The limitations affecting most of the quoted studies prevent us from drawing definitive and unquestionable conclusions about the biological effects of CABG as compared with OPCAB. First, a significant number of reports are represented by nonrandomized trials. Second, each study enrolled an average of only 20–30 patients. The same limitations make impossible any clinical inference from biological data. With no doubt, this represents a very complex field of investigation, which needs well-constructed protocols and imposes heavy workload because of numerous blood sampling. Moreover, some determinations can be conducted only in highly specialized laboratories. However, there is a compelling need of larger and randomized trials in order to expand the knowledge about this topic.
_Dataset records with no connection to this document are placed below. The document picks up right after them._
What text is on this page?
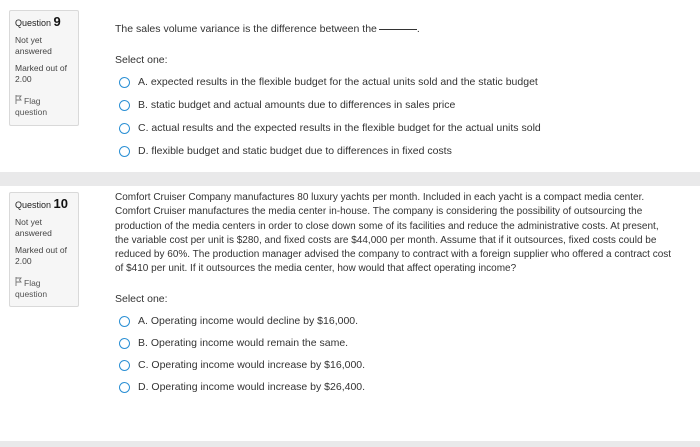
Question 9
Not yet answered
Marked out of 2.00
Flag question
The sales volume variance is the difference between the	.
Select one:
A. expected results in the flexible budget for the actual units sold and the static budget
B. static budget and actual amounts due to differences in sales price
C. actual results and the expected results in the flexible budget for the actual units sold
D. flexible budget and static budget due to differences in fixed costs
Question 10
Not yet answered
Marked out of 2.00
Flag question
Comfort Cruiser Company manufactures 80 luxury yachts per month. Included in each yacht is a compact media center. Comfort Cruiser manufactures the media center in-house. The company is considering the possibility of outsourcing the production of the media centers in order to close down some of its facilities and reduce the administrative costs. At present, the variable cost per unit is $280, and fixed costs are $44,000 per month. Assume that if it outsources, fixed costs could be reduced by 60%. The production manager advised the company to contract with a foreign supplier who offered a contract cost of $410 per unit. If it outsources the media center, how would that affect operating income?
Select one:
A. Operating income would decline by $16,000.
B. Operating income would remain the same.
C. Operating income would increase by $16,000.
D. Operating income would increase by $26,400.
Both on-pump CABG and OPCAB surgeries elicit systemic inflammatory activation and hemostatic derangements. Consistent biological differences are limited to some markers of inflammation and hemostasis for the time span between the final steps of the surgical procedure and the early hours of the postoperative course. The surgical trauma, due to the unavoidable tissue injury produced by the surgical access itself, may be as important as the CPB, or even more important, in terms of systemic inflammatory and hemostatic activation. Finally, the biological effect of the recent improvements of the CPB in terms of biocompatibility, as compared with OPCAB, needs further investigations.